So I noticed something unusual this morning when checking my batteries, we had load shedding between 12am and 2am, my SOC was set to 35% as its been for a while, my usage is typically 500w to 700w in the middle of the night depending on if we have a fan on in my sons room.
I noticed that between 12:11 and 1:09 ±1 hour the batteries drained about 7% the load was ±750w but between 1:30 and 1:46 ±16 minutes the batteries drained 7% the load ±770w over a much shorter space of time, the load didn’t increase by 4 times (which was the draining increase) so just wondering what it could be?
They are Pylontech batteries, about 3 years old and SOH is 94%
Those look like home assistant graphs. Maybe zoom in the graph to cut out the peaks and compare again eg 12:00 to 1:45 so that you can actually see the consumption. What metric did you use for power? does it include the power factor? What inverter are you using?
To me it looks like some of them might have reached their cutoff SoC and you are left with about ⅓rd of the battery bank carrying the entire load. Were they charged to 100% prior to this or did they float for a couple of cycles without reaching 100%?
But that is just guesswork based on the little info available.
I have 3 x Pylontech US3000C’s, in summer they get up to 100% pretty much everyday and then sit fully charged for 4-6 hours so aren’t being hammered. Battery temperatures range from 28c to 34c and I have cooling fans for my inverter and MPPT and these run at around 28c to 45c.
I’ve gone back about 10 days and it seems like its only had this sharper drop off from around 24% the last 2 early morning loadshedding sessions and I’ve had it set to a lower SOC of 30% about a week ago and it dropped down at a consistent rate even when it got to 24% so its a bit puzzling.

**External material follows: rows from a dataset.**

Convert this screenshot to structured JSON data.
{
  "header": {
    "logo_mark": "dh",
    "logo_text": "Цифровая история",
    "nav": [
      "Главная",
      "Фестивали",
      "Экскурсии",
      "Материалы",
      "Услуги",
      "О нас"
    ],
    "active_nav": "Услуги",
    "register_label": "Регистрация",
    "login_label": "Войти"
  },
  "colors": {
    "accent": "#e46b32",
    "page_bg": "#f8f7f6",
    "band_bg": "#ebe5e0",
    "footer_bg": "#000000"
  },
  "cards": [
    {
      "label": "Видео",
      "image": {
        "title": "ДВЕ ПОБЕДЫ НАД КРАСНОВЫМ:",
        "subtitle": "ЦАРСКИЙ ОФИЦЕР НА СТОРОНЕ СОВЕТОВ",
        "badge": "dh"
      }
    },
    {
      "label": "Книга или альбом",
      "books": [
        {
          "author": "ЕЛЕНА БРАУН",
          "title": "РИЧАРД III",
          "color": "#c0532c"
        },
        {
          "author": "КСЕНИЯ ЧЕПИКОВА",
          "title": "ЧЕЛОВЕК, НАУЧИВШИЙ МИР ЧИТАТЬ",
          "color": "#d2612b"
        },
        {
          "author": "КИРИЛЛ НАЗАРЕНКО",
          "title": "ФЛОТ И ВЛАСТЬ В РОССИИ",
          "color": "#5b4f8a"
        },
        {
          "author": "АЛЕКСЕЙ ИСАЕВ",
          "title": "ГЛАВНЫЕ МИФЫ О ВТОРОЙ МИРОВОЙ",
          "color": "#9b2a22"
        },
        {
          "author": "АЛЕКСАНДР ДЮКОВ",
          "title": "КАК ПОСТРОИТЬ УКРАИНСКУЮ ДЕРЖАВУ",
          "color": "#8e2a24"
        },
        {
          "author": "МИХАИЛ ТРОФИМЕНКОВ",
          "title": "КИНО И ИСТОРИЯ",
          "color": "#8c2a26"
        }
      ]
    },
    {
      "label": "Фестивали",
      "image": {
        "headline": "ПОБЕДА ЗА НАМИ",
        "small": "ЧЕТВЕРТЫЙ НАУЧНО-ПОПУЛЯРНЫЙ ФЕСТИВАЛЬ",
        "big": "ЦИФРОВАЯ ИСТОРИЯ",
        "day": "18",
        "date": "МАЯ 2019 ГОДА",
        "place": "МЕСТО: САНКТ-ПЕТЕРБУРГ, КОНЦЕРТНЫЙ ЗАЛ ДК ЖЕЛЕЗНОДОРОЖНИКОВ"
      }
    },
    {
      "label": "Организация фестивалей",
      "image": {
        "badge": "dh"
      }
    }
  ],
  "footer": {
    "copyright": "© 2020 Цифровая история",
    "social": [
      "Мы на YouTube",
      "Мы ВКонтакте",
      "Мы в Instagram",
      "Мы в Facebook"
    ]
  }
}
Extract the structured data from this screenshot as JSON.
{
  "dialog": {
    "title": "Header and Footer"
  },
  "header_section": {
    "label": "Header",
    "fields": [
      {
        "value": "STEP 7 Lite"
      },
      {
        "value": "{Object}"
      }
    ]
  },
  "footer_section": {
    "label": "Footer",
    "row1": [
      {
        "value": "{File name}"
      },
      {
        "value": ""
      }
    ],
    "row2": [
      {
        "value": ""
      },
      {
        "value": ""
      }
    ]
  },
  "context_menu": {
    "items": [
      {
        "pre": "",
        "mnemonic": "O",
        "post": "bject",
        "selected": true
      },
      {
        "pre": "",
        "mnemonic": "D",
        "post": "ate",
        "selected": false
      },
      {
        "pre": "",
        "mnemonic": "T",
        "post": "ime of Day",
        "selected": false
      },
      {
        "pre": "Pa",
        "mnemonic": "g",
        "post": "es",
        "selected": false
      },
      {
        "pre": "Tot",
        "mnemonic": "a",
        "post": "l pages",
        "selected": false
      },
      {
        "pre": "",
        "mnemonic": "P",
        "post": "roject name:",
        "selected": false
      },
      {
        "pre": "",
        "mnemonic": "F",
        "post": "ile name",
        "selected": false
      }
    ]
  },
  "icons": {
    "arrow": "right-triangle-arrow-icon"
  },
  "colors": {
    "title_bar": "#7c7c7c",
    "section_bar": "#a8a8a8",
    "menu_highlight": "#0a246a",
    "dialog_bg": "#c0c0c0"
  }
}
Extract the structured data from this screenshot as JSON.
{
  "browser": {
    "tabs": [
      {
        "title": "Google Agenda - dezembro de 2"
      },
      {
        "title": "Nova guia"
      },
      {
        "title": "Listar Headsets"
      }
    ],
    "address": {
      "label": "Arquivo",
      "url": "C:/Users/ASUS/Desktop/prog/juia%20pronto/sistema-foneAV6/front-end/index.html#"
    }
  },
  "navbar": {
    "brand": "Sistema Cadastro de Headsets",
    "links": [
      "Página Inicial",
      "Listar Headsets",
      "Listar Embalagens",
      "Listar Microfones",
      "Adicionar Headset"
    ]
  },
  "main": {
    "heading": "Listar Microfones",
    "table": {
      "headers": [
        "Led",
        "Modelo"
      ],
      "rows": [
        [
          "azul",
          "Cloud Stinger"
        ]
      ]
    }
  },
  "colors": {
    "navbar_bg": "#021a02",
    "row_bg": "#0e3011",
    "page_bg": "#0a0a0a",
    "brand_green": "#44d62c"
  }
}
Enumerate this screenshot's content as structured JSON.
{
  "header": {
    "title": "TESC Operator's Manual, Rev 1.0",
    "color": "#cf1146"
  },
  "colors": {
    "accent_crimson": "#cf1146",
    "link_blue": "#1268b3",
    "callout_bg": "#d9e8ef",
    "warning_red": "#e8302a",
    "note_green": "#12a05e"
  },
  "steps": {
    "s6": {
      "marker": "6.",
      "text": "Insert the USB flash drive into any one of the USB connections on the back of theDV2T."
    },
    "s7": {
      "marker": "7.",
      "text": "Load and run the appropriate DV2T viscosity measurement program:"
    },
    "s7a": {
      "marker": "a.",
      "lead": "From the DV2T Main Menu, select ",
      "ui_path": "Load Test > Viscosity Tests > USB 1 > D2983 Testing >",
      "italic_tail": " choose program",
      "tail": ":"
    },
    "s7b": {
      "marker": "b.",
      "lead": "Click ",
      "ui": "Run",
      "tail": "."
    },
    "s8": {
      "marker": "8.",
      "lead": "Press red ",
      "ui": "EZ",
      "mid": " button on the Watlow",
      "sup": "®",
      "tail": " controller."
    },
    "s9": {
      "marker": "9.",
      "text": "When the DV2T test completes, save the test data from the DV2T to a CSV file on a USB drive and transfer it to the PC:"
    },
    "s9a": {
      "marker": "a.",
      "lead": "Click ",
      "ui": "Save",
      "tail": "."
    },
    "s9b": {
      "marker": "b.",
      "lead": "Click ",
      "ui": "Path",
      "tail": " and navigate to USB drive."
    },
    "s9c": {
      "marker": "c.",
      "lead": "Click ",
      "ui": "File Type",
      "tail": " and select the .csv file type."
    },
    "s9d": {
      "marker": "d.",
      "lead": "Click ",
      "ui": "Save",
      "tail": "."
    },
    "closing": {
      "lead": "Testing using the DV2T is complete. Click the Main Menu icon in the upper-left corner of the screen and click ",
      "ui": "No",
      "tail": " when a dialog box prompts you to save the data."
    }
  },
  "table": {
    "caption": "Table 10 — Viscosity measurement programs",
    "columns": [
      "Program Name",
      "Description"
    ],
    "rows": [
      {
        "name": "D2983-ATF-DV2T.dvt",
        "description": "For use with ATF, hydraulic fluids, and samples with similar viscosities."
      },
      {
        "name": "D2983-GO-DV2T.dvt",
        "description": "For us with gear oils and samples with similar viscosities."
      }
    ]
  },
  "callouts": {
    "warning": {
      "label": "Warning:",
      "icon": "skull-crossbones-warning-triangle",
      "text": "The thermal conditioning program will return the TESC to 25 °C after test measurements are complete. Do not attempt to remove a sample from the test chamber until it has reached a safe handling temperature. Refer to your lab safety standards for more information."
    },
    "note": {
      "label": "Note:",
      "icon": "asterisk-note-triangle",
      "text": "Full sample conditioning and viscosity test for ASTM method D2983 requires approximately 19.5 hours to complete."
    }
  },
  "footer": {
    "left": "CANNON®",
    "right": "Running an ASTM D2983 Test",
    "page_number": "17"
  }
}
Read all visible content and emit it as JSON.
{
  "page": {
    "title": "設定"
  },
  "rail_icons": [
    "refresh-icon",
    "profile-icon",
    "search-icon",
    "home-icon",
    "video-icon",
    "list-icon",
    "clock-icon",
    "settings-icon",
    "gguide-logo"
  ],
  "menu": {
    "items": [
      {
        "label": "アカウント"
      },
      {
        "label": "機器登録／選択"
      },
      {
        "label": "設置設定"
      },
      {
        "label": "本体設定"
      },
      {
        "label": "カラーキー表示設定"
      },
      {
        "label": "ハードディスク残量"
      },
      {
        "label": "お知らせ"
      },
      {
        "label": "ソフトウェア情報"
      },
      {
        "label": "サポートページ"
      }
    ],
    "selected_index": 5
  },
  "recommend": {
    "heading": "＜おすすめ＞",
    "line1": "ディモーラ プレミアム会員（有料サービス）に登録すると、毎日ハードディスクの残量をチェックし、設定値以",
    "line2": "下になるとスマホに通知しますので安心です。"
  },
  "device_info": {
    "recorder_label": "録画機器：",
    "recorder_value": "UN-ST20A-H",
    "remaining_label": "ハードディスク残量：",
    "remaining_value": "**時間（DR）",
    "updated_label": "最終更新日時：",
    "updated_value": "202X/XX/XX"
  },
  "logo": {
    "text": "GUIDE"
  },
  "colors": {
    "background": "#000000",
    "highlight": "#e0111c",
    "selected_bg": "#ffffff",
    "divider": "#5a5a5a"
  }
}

Yes I wasn’t very clear. I wanted to know what you used to obtain the load value. Is it a clamp meter? Does the meter include a power factor? I was thinking that maybe the value shown might not be accurate when there is a power factor involved.
How is the SOC reported? Is this the BMS reporting? does it do some guesswork? How does the system combine the values of 3 batteries? Is it perhaps a smart shunt of your victron system? I would not trust the BMS value, they tend to guess and are not very accurate when it comes to SOC
I’m not using a clamp meter, all of the inverter and even battery data I’m getting from the Victron modbus register and pull this into Home Assistant and then use this for dozens of power management automations.
As to your questions I unfortunately do not know enough about how the Victron gets this data and averages or estimates things to answer them.
I do understand that there is some guess work being done by the inverter kind of like when the batteries sit at 88% for an unusually long amount of time before hitting 100% but on these two occasions the discharge rate has changed and is disproportionate to the load hence my question.
I’ll set the inverter to a higher SOC for the next early morning loadshedding session and see if I can spot some sort of pattern.
How would I track the cells of the battery? As mentioned I’m pulling all battery data from the Victron modbus register and not getting data from the Pylontech BMS directly.